Outfield coordinator Tony Tarasco has also worked with Goodwin on outfield defense, footwork, set-up and speed to the ball.

“We work on some drills in the outfield, like starting shallow and shagging balls with your teammates in batting practice. That is something you cannot take for granted. It has to be apart of it to get better,” Goodwin explained.

“Even in the games you are lucky to see three or four balls off the bat in the outfield. That would be a good game to see three or four putouts in the outfield. Tarasco said you need to work on it during batting practice as much as you can. We have an all-around great staff. We are really in some good hands.”

Coming off a rare two-level jump last year, Goodwin is not concerning himself with what level he will play at next season. He just wants to play.

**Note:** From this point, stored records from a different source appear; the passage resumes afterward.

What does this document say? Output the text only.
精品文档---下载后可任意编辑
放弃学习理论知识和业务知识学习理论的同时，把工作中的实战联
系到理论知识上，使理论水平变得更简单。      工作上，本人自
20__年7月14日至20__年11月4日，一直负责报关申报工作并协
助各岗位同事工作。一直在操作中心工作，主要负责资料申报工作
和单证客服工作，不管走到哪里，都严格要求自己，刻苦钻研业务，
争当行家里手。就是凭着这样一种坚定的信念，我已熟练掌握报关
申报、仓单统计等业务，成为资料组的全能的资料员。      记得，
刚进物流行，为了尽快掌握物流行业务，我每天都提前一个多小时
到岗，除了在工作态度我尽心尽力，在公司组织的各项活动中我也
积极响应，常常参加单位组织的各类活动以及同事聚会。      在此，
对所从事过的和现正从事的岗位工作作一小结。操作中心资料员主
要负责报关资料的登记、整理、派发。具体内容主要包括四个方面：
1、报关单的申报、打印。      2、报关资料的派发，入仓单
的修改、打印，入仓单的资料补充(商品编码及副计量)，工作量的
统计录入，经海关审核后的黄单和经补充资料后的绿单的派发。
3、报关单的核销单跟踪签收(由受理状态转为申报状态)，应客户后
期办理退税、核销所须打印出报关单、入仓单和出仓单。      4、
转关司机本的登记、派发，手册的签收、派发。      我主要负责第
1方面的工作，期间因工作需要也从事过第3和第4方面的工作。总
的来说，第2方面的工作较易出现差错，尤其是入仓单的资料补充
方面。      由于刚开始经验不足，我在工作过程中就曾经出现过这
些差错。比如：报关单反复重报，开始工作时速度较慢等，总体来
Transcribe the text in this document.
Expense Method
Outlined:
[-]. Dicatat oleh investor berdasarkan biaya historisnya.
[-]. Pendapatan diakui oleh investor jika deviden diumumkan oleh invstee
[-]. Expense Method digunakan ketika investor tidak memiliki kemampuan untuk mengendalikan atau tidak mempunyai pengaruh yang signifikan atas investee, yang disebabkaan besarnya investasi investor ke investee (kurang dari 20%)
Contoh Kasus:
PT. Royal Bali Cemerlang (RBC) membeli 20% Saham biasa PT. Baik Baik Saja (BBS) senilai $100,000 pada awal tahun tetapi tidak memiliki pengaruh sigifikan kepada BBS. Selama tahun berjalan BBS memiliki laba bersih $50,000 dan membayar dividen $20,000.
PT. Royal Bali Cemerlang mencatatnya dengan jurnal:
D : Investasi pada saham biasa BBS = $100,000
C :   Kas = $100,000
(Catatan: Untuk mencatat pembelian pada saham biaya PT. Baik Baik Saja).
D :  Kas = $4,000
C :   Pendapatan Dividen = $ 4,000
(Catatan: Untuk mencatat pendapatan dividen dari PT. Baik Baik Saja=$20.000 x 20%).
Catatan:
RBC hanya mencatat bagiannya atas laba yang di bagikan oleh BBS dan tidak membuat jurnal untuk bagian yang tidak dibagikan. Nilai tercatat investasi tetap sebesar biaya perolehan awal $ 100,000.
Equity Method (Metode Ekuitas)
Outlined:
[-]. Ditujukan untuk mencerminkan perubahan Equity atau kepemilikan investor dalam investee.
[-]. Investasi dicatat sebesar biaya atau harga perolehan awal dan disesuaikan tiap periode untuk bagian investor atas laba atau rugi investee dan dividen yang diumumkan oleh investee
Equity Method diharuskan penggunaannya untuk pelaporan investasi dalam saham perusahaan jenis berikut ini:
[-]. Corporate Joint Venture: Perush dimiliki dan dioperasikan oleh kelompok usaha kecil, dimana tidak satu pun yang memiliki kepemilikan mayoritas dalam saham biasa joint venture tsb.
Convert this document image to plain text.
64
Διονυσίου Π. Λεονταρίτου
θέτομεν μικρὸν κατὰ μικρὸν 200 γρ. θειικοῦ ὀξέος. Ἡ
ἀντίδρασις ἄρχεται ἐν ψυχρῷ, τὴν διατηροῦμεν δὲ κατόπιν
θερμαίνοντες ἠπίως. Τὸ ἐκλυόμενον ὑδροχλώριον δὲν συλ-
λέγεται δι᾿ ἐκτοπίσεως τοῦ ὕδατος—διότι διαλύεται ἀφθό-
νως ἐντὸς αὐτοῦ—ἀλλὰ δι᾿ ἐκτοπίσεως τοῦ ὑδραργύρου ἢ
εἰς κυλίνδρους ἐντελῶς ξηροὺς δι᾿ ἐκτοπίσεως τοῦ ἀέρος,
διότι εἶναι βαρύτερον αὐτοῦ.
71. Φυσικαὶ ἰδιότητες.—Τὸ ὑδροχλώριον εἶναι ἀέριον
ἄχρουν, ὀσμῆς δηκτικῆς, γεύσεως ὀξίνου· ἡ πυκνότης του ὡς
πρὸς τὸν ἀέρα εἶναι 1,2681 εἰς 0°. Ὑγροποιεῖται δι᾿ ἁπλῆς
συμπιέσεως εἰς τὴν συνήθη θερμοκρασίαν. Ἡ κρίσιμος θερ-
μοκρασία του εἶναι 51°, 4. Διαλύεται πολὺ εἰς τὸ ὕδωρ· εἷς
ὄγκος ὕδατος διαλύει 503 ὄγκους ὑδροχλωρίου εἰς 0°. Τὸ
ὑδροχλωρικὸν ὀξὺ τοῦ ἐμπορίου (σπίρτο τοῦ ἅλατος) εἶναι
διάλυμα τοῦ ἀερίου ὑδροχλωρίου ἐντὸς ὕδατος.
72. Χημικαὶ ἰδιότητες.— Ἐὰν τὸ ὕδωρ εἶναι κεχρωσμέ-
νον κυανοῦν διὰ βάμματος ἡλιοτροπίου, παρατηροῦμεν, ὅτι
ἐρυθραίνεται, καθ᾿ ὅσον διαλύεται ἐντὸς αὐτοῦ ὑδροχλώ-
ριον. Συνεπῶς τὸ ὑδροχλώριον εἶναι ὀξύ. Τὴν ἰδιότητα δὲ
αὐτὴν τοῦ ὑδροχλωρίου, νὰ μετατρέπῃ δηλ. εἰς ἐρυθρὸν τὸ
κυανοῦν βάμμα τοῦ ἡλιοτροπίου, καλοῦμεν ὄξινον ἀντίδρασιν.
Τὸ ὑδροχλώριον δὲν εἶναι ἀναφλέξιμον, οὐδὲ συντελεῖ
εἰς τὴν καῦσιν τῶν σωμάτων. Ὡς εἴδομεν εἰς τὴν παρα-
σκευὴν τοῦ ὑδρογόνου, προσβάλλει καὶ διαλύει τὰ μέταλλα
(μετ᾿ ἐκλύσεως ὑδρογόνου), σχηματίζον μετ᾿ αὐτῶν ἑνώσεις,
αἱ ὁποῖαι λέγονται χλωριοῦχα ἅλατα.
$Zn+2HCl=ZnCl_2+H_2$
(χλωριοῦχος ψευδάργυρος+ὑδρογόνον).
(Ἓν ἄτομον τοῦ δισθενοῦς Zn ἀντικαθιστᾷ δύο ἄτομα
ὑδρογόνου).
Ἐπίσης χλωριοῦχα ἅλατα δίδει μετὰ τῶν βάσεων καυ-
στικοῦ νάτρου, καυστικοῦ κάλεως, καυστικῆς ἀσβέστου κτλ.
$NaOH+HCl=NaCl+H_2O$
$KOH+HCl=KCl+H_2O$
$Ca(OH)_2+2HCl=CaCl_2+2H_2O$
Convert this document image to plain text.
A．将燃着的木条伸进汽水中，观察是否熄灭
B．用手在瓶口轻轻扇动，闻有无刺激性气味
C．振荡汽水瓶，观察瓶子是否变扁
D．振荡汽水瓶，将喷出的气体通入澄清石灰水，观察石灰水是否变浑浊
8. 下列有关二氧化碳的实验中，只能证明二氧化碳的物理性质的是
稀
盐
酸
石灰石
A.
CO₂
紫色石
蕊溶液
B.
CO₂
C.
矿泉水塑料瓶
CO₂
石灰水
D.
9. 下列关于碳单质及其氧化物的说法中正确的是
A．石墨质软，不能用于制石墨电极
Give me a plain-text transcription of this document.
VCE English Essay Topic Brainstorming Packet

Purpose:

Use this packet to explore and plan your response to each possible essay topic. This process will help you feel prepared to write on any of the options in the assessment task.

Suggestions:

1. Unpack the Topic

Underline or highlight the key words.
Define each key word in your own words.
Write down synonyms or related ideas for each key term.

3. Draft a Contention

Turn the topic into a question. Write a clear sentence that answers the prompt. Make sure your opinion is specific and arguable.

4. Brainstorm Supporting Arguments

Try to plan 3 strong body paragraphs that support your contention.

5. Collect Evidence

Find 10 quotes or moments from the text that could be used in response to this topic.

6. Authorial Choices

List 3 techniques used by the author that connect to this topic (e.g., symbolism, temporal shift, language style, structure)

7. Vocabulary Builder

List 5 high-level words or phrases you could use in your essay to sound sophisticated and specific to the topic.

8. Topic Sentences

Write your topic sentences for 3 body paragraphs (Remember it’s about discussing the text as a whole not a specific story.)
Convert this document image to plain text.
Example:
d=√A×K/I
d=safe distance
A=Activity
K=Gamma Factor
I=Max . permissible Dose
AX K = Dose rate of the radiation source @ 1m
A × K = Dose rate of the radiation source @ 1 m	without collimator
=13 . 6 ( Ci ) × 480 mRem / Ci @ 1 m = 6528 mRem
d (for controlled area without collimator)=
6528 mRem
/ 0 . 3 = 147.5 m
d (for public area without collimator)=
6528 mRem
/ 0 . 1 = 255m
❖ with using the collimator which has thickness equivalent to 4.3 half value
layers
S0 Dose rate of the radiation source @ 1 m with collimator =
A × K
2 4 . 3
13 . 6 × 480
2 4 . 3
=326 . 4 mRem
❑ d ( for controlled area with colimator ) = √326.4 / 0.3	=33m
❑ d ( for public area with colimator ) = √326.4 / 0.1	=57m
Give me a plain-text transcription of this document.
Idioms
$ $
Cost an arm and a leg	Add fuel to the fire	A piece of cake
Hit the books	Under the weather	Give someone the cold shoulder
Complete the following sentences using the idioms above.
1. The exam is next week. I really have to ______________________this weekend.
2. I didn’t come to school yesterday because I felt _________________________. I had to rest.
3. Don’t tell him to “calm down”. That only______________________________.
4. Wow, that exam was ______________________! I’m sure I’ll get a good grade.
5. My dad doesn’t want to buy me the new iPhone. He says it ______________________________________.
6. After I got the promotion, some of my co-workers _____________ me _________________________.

“Wherever the team decides that they need me, that is where I will go,” Goodwin said. “I can’t be picky I just want to play, man. I just want to get on the field and play. So whatever plans they have for me, then that is what it is. I am going to just let that happen. I am just going to work hard.”

And in response to a fan’s query about nicknames and a suggestion that “Johnny B. Goode” might be good nickname for the outfielder, Goodwin said he liked the idea and may use it himself. He said he has been called “B. Good” or “Goodie” for as long as he can remember, but never “Johnny B. Goode”. But he liked the idea. Chuck Berry probably likes that idea, too.